Era fim de tarde. Aquela faixa de luz solar descia em diagonal, esquivando-se dos prédios e cruzando a rua. Mais um dia cansativo. Decidi me enconstar numa mureta do ponto de ônibus. Só que nunca me encosto; prefiro sempre ficar em pé e cansado para ter noção de tudo que está rolando. É uma paranóia. Mas nesse dia, tava ouvindo uma música boa no rádio e relaxei total. Ao meu lado, uma pilastra que segurava a cobertura da parada de ônibus e, em frente dela, uma senhorazinha muito simpática vendendo doces e pipocas. Do outro lado, um casal colegial aos amassos.
Eu deixei tudo pra lá e curti o som que saía dos fones e me distanciava do mundo exterior. Quando a bela canção terminou, voltei à realidade e levantei a cabeça. Meu busu ainda não tinha passado. Mas olhando pro caminho do qual ele viria, eu os vi, em movimento: cachos pretos, lindos e surfantes. Olhei direito. A pilastra quase esbarrava em minha face. Meu olho esquerdo que conseguiu ver a metada da moça. Como uma obra de um desenhista misterioso, só os cabelos pude ver. Só que nem precisava ver o rosto, ela era linda. Só podia ser linda. Seus cachinhos dançavam ao som de "A menina dança", dos Novos Baianos, que tocava em meu celular. Tudo meio clichê, meio criado por um blogueiro solitário e bobo, foi isso que pensei. Mas foi isso que aconteceu. Não era estória de internet. Ela tava ali. Me esticando um pouquinho pude vê-la mais. Vi o nariz e a boca saltarem as ondas capilares para me saudar, como que se quisessem acabar com minha desconfiança, me dar certeza de que a beleza dos cachos cobriam outra beleza maior ainda. Me encantei. Tanto que tive que parar de olhar. Se não, eu podia me apaixonar. Tolo. Isso já tinha acontecido. Voltei o olhar para a senhorinha vendedora de pipocas. Simpática, sempre solícita com todos que queriam saber seus ônibus para chegar aos seus destinos. E eu ali, já sem rumo, nem lembrando que esperava a minha condução. Olhei de novo. Vi seu rosto, seu corpo todo, enfim. Ela se colocou de um jeito que driblou a pilastra. Parei novamente de olhá-la. Palpitei e simplesmente parei de pensar. Exato, nada mais passou na minha mente. Ela virou um vácuo. E o medo de me apaixonar, sabendo que era algo inevitável, não superou o de facilitar que os olhares se cruzassem. O que nunca ia acontecer. Ela, congelada, mirava com um olhar retilínio um lugar incerto. O que a tornava mais bela.

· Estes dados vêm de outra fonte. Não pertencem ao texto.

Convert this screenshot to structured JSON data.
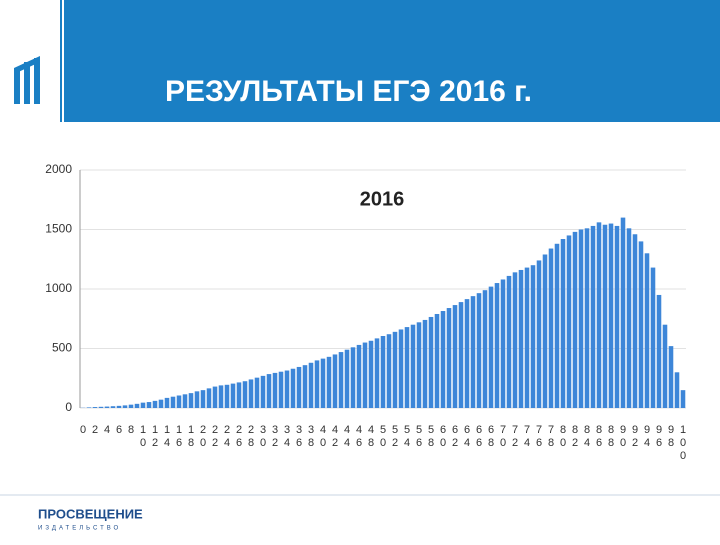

Enfim, quando virei o rosto novamente, ela tinha sumido. Um sensação estranha me corroeu por dentro. Só mais a frente, meus olhos a encontraram, quase no meio-fio, fazendo sinal para o próximo ônibus. Com a outra mão segurava um livro. Era tudo que levava. Tentei, mas fiquei sem saber qual era.
E, assim, vi aqueles cachos dançarem loucamente para subir as escadas do ônibus, me dando adeus. E então o carro partiu. Ao passar, procurei a moça dentro dele e não achei. Se era real, não sei. Mas eu a vi. E, em segundos, perdi a décima quinta mulher da minha vida de um jeito efêmero e já habitual.